Burn (Pure #3)(71)
She thinks of writing him that she’s nesting—a term she learned in the girls’ academy in an infant-care class, one that Chandry uses often when she comes for knitting lessons. Lyda likes the word because when she was in the girls’ academy, she loved walking through the aviary and watching the birds fortify their nests. Her nesting instincts might not be what Partridge expects, but she does feel like she’s building a place for herself and this child—just for them. She feels safe in the nursery. But lying here, in her own room, on her fresh sheets, having combed her hair smooth, she’s vulnerable.
Something’s coming. Things are unstable. It’s not just that Willux has died. It’s as if the air is agitated, combustible. And while Partridge is out there, busy with his wedding plans, he doesn’t even notice. No one seems to. The guards stand stiffly outside of her door. Chandry comes and goes. Sometimes Lyda looks out the window and sees people on the street, bustling with packages, walking miniature dogs, pushing strollers.
It’s almost completely back to normal—like the truth was never spoken.
Sometimes, she writes Partridge,
I feel like the fire is inside of me. I don’t know what I’m becoming. But I think it’s to help me meet some future I can’t imagine, but a future that’s coming all the same.
When will I see you again? Ever?
Love,
Lyda
PRESSIA
MOTHERS
The mothers emerge from the woods one at a time. A bush becomes a body. A woman jumps from the thin limbs of a tree. It’s dark, and their bodies—alive with the restlessness of their children—are hard to make out. One of the mothers says, “Take her to camp. Guard her closely. We’ll send word to Our Good Mother of her presence.” Pressia, still staked to the tree by the dart through her coat, isn’t sure what Our Good Mother might think of her being one of their prisoners.
Two mothers walk up to her, one in a woolen cap and the other with white hair.
Pressia hopes that they don’t confiscate her backpack. That’s what matters most.
The one with white hair pulls the blade from the tree—leaving a fresh rip in Pressia’s coat—and tucks the dart back into a small bag strapped over her shoulder. “This way,” she says. “Hands on your head.”
Pressia walks between the two mothers. Her arms start to ache. She can see their children now—one on his mother’s shoulder, another curved across her mother’s chest.
“You’ve kept these woods from getting burned,” Pressia whispers.
They nod, walking her past a small camouflaged lean-to. Inside, Pressia glimpses strange contraptions—catapults on wheels?—and baskets of what look like grenades. “I made some of those from the robotic spiders sent down from the Dome.”
“And we continued the effort,” the woman with white hair says. “We’re the first line of defense. We take out the new Special Forces when they step out and descend, when they’re still disoriented.” The mother stops at a large barrel filled with guns—freshly polished. “We gut them for their guns, clean them off. The stockpile is growing.”
Pressia remembers the Special Forces boy—not Pure, a wretch. “Aren’t some of them young?”
“They send their boys off to die. We comply.” The mother with white hair squints at Pressia. “Why are you here?”
Pressia doesn’t want to tell them. The mothers are erratic—calm and then murderous, capable of most anything. “I was looking for someone,” she says.
“Who?” the mother with white hair says, and Pressia wonders if the woman in the wool cap has a voice at all. Is she mute?
“The children who were Purified in the Dome, especially one named Wilda.”
The mother in the wool cap makes a clucking noise with her tongue as if Pressia’s said the wrong thing and the mother is rebuking her.
“Stop looking. It’s a waste of time,” the mother with white hair says.
“Because they’re dead or because they’re hidden away somewhere?”
“Some questions are better left unanswered,” the mother says. “Plus, you’re lying.”
“I’m not lying.”
“You’re not telling the whole truth, which is lying.”

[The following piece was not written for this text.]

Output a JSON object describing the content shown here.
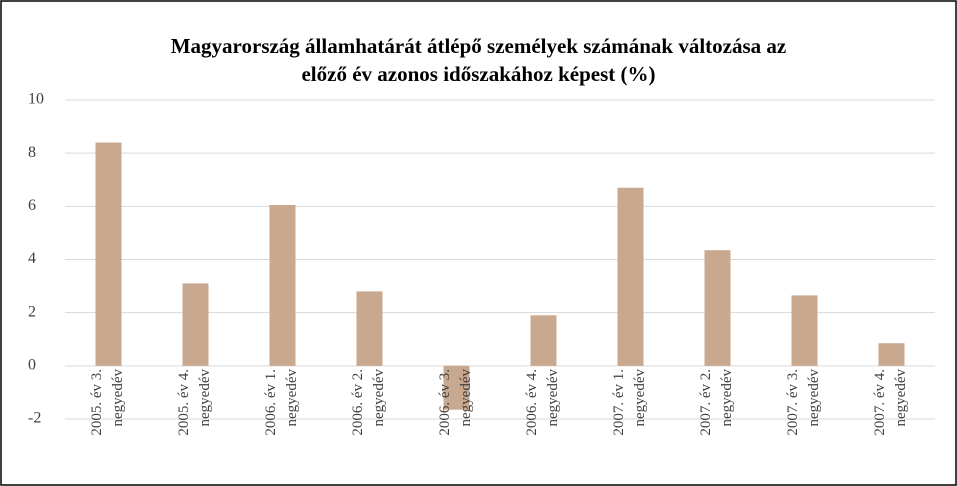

The mother in the wool cap clucks her tongue again.
The mother with the white hair reaches up and pulls one of the few remaining leaves from a branch overhead. She says, “This is a season of death. We are not sure there will be another spring.”
“What do you mean?” Pressia says. “The earth has endured this much. Of course there will be spring.” She thinks of Bradwell saying, If we don’t see each other again…

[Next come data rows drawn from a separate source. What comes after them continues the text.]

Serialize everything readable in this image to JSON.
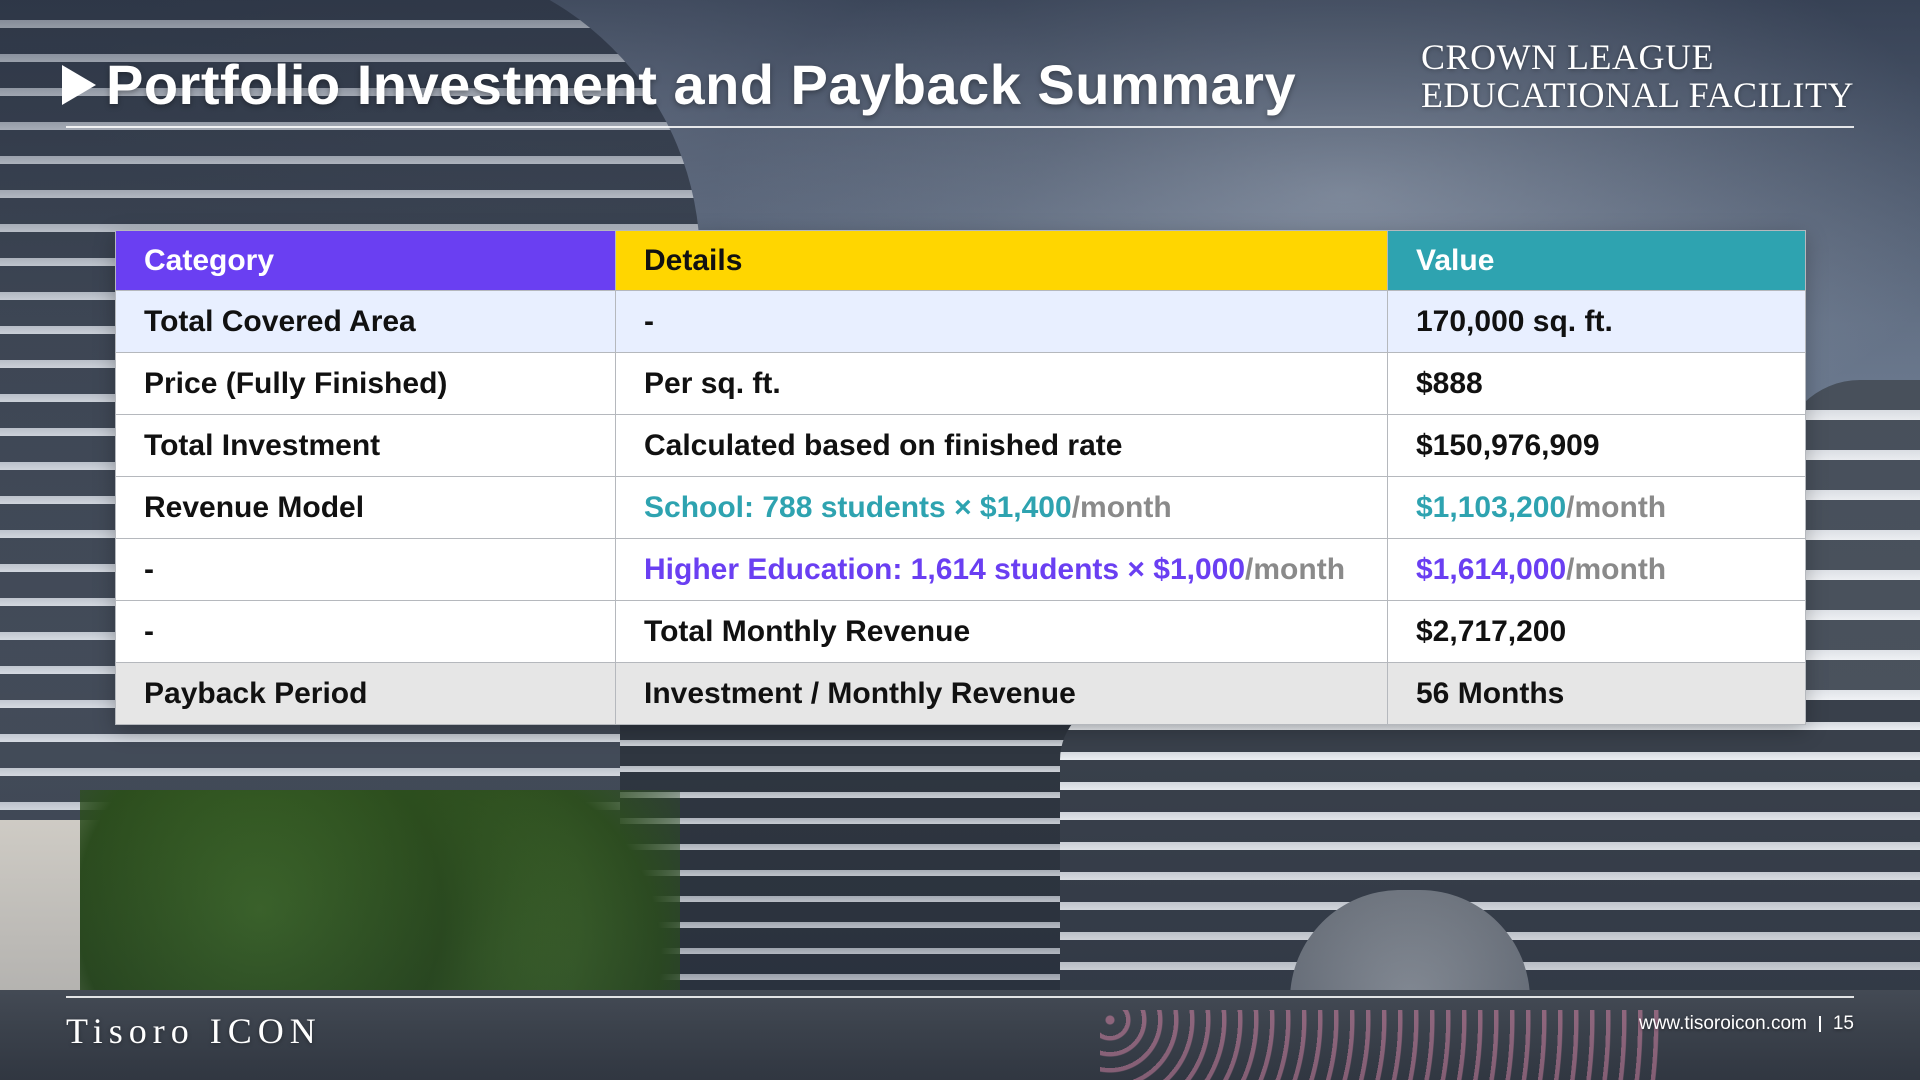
{
  "header": {
    "title": "Portfolio Investment and Payback Summary",
    "brand_line1": "CROWN LEAGUE",
    "brand_line2": "EDUCATIONAL FACILITY"
  },
  "table": {
    "columns": [
      "Category",
      "Details",
      "Value"
    ],
    "rows": [
      {
        "category": "Total Covered Area",
        "details": "-",
        "value": "170,000 sq. ft."
      },
      {
        "category": "Price (Fully Finished)",
        "details": "Per sq. ft.",
        "value": "$888"
      },
      {
        "category": "Total Investment",
        "details": "Calculated based on finished rate",
        "value": "$150,976,909"
      },
      {
        "category": "Revenue Model",
        "details_highlight": "School: 788 students × $1,400",
        "details_suffix": "/month",
        "value_highlight": "$1,103,200",
        "value_suffix": "/month"
      },
      {
        "category": "-",
        "details_highlight": "Higher Education: 1,614 students × $1,000",
        "details_suffix": "/month",
        "value_highlight": "$1,614,000",
        "value_suffix": "/month"
      },
      {
        "category": "-",
        "details": "Total Monthly Revenue",
        "value": "$2,717,200"
      },
      {
        "category": "Payback Period",
        "details": "Investment / Monthly Revenue",
        "value": "56 Months"
      }
    ],
    "colors": {
      "category_header": "#6a3ff2",
      "details_header": "#ffd600",
      "value_header": "#2ea3b0",
      "school_highlight": "#2ea3b0",
      "higher_ed_highlight": "#6a3ff2"
    }
  },
  "footer": {
    "logo": "Tisoro ICON",
    "website": "www.tisoroicon.com",
    "page_number": "15"
  },
  "icons": {
    "title_marker": "play-triangle-icon"
  }
}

“After they took Lyda, we decided we would never back down. Some say it’s a death wish. We don’t wish for death. We’re already dead.”
“Took Lyda? She was going into the Dome with Partridge. She wasn’t taken. She went on her own…”
“She was taken!” the mother with the white hair says.
“Mmmhmm,” the mother in the wool cap purrs from the back of her throat.
Pressia isn’t sure what to believe. The mothers sometimes tell themselves the stories they want to believe. Pressia can’t blame them. But right now, she wishes she understood. “What happened? Tell me.”